A film that “makes people laugh more than inspire fear”

“A cinematic delirium” for Nicolas Ziani, founder of the Phocaean Shark Study Group (GPER Marseille). If the film, inspired by the unbeatable Jaws by Steven Spielberg, is dubbed by Anglo-Saxon critics, in France it is not the case.

“Spielberg’s film is based on real events that happened in New Jersey. Situationally and geographically it is much more coherent than putting sharks in the Seine.”

For the specialist and the numerous French critics, the film “makes you laugh more than inspire fear” and moves significantly away from scientific reality. And this, despite the numerous details brought by its director to give it authenticity: a triathlon event which is furiously reminiscent of that of the Olympic Games in the Seine this summer, the reference to the beluga and the orca or even the shells in the river…

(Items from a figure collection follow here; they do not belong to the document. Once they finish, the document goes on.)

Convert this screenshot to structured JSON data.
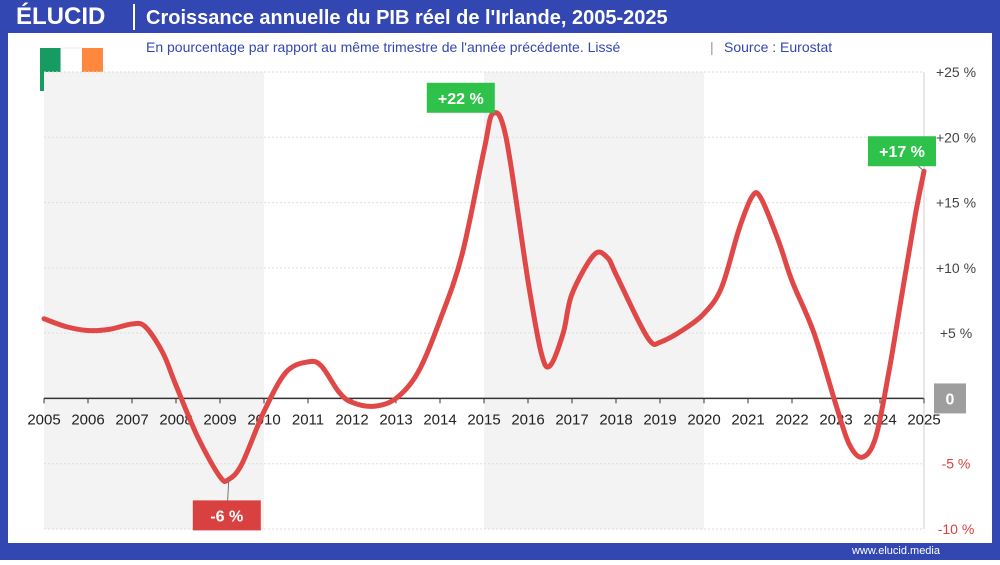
{
  "brand": "ÉLUCID",
  "footer": "www.elucid.media",
  "chart_data": {
    "type": "line",
    "title": "Croissance annuelle du PIB réel de l'Irlande, 2005-2025",
    "subtitle": "En pourcentage par rapport au même trimestre de l'année précédente. Lissé",
    "source": "Source : Eurostat",
    "x": [
      2005,
      2005.5,
      2006,
      2006.5,
      2007,
      2007.3,
      2007.7,
      2008,
      2008.5,
      2009,
      2009.2,
      2009.5,
      2010,
      2010.5,
      2011,
      2011.3,
      2011.7,
      2012,
      2012.5,
      2013,
      2013.5,
      2014,
      2014.5,
      2015,
      2015.2,
      2015.5,
      2016,
      2016.3,
      2016.5,
      2016.8,
      2017,
      2017.5,
      2017.8,
      2018,
      2018.5,
      2018.8,
      2019,
      2019.5,
      2020,
      2020.4,
      2020.8,
      2021.1,
      2021.3,
      2021.7,
      2022,
      2022.5,
      2023,
      2023.3,
      2023.6,
      2023.9,
      2024.2,
      2024.5,
      2024.8,
      2025
    ],
    "series": [
      {
        "name": "PIB réel",
        "color": "#e04848",
        "values": [
          6.1,
          5.5,
          5.2,
          5.3,
          5.7,
          5.5,
          3.5,
          1,
          -3,
          -6,
          -6.2,
          -5,
          -1,
          2,
          2.8,
          2.5,
          0.5,
          -0.3,
          -0.6,
          0,
          2,
          6,
          11,
          19,
          21.8,
          20,
          9,
          3.5,
          2.5,
          5,
          8,
          11,
          10.8,
          9.5,
          6,
          4.3,
          4.3,
          5.2,
          6.5,
          8.5,
          13,
          15.5,
          15.3,
          12,
          9,
          5,
          -0.5,
          -3.5,
          -4.5,
          -3,
          2,
          8,
          14,
          17.4
        ]
      }
    ],
    "annotations": [
      {
        "x": 2015.2,
        "y": 21.8,
        "label": "+22 %",
        "color": "#2fc24a"
      },
      {
        "x": 2025,
        "y": 17.4,
        "label": "+17 %",
        "color": "#2fc24a"
      },
      {
        "x": 2009.2,
        "y": -6.2,
        "label": "-6 %",
        "color": "#d94040"
      }
    ],
    "xlim": [
      2005,
      2025
    ],
    "xticks": [
      2005,
      2006,
      2007,
      2008,
      2009,
      2010,
      2011,
      2012,
      2013,
      2014,
      2015,
      2016,
      2017,
      2018,
      2019,
      2020,
      2021,
      2022,
      2023,
      2024,
      2025
    ],
    "ylim": [
      -10,
      25
    ],
    "yticks": [
      {
        "value": 25,
        "label": "+25 %"
      },
      {
        "value": 20,
        "label": "+20 %"
      },
      {
        "value": 15,
        "label": "+15 %"
      },
      {
        "value": 10,
        "label": "+10 %"
      },
      {
        "value": 5,
        "label": "+5 %"
      },
      0,
      {
        "value": -5,
        "label": "-5 %"
      },
      {
        "value": -10,
        "label": "-10 %"
      }
    ],
    "shaded": [
      [
        2005,
        2010
      ],
      [
        2015,
        2020
      ]
    ],
    "grid": true
  }
}
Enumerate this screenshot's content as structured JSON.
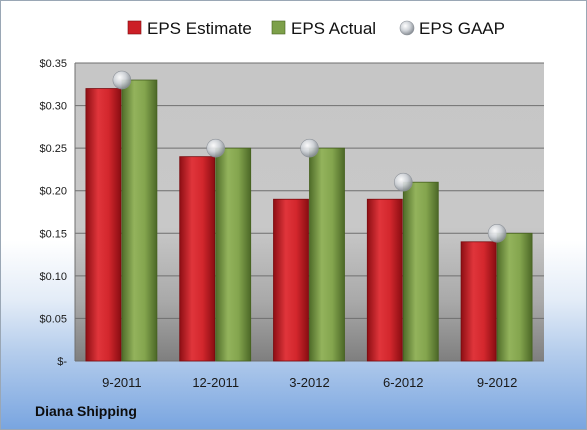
{
  "chart_data": {
    "type": "bar",
    "categories": [
      "9-2011",
      "12-2011",
      "3-2012",
      "6-2012",
      "9-2012"
    ],
    "series": [
      {
        "name": "EPS Estimate",
        "values": [
          0.32,
          0.24,
          0.19,
          0.19,
          0.14
        ],
        "color": "#cc1f26"
      },
      {
        "name": "EPS Actual",
        "values": [
          0.33,
          0.25,
          0.25,
          0.21,
          0.15
        ],
        "color": "#7da04a"
      },
      {
        "name": "EPS GAAP",
        "values": [
          0.33,
          0.25,
          0.25,
          0.21,
          0.15
        ],
        "color": "#c9ced4",
        "marker": "sphere"
      }
    ],
    "ylim": [
      0,
      0.35
    ],
    "yticks": [
      "$-",
      "$0.05",
      "$0.10",
      "$0.15",
      "$0.20",
      "$0.25",
      "$0.30",
      "$0.35"
    ],
    "grid": true,
    "legend": "top"
  },
  "footer": {
    "company": "Diana Shipping"
  }
}
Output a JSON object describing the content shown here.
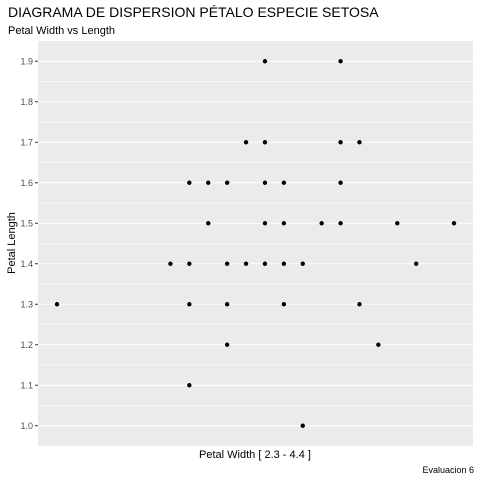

“What would he do in the Seine?”

Yet we would almost like to believe in this improbable scenario: a new ultra-aggressive super-species of shark which evolves very quickly because of pollution and climate change and which finds itself colonizing Paris and then the world. The movie with Jason Statham fighting a megalodon (In troubled waters) came from the depths “is almost more coherent”indicates the specialist in marine ichthyology.

Under the Seine “is a bad education in science” which feeds the “formatted speeches and the collective imagination” around sharks. First, because the feature film by Xavier Gens “Lends psychopathic animosities which have no place in a shark. It’s very anthropomorphic (tendency to attribute human reactions to animals and things, editor’s note)explains Nicolas Ziani.

And even if it would be possible for a shark to be adapted to fresh water, the choice of the mako shark for the film is a mistake: “The only species that we could see in fresh water is the bull shark, at the limit. But what would it do in the Seine when this is not its biotope” ?, protests the specialist.

“Z-series Nanar in which nothing is rational”

The same goes for parthenogenesis (reproduction without fertilization by a male) which characterizes the shark in the French feature film: “We observed parthenogenesis in sharks in aquariums. What is wrong with the film is that there was no expertise. Jaws, the director called on biologists. This is what gives the realistic side, not like Under the SeineZ-series nonsense in which nothing is rational.”

In addition, the shark presented in the feature film measures around 7 meters in length (at the start of the film). Mathematically speaking, he could neither have passed through the locks, nor moved and lived in the Parisian river, the depth of which varies between 3.40 and 5.70 m. And even less pass the Palavas-les-Flots estuary to join the Lez in Montpellier which has a flow of 2.55 m3/s.

And in several thousand years, if pollution and climate change have worsened? “No more. And even if there were species migrations or a climatic catastrophe, I find the scenario crazy and the film far-fetched”, replies the specialist. Little chance then, in the coming decades, of coming across a murderous shark in a river. Even less in Lez in Montpellier.

“It is the scientists, after all, who have the knowledge of what is happening”

If Xavier Gens felt he had “a documentary approach” and delivered an ecological message which makes us believe in his film, this is not the case for Nicolas Ziani, founder of the Phocaean Shark Study Group (GPER Marseille). While he compares the French feature film to a “science fiction madness”it also underlines the side “alarmist and extremist” from his message: “I am not OK with this extremist ecology and often lacking in terms of information, like the Sea Shepherd, which appeals to popular ecology.”

If the specialist actually considers that the cause of sharks is “scientifically worrying”he points out the sectarianism sometimes adopted by extremist ecology: “It is the scientists, after all, who have the knowledge about what is happening. The other organizations and associations only mediate, and often, there is a lot of cognitive bias in their information”explains the specialist.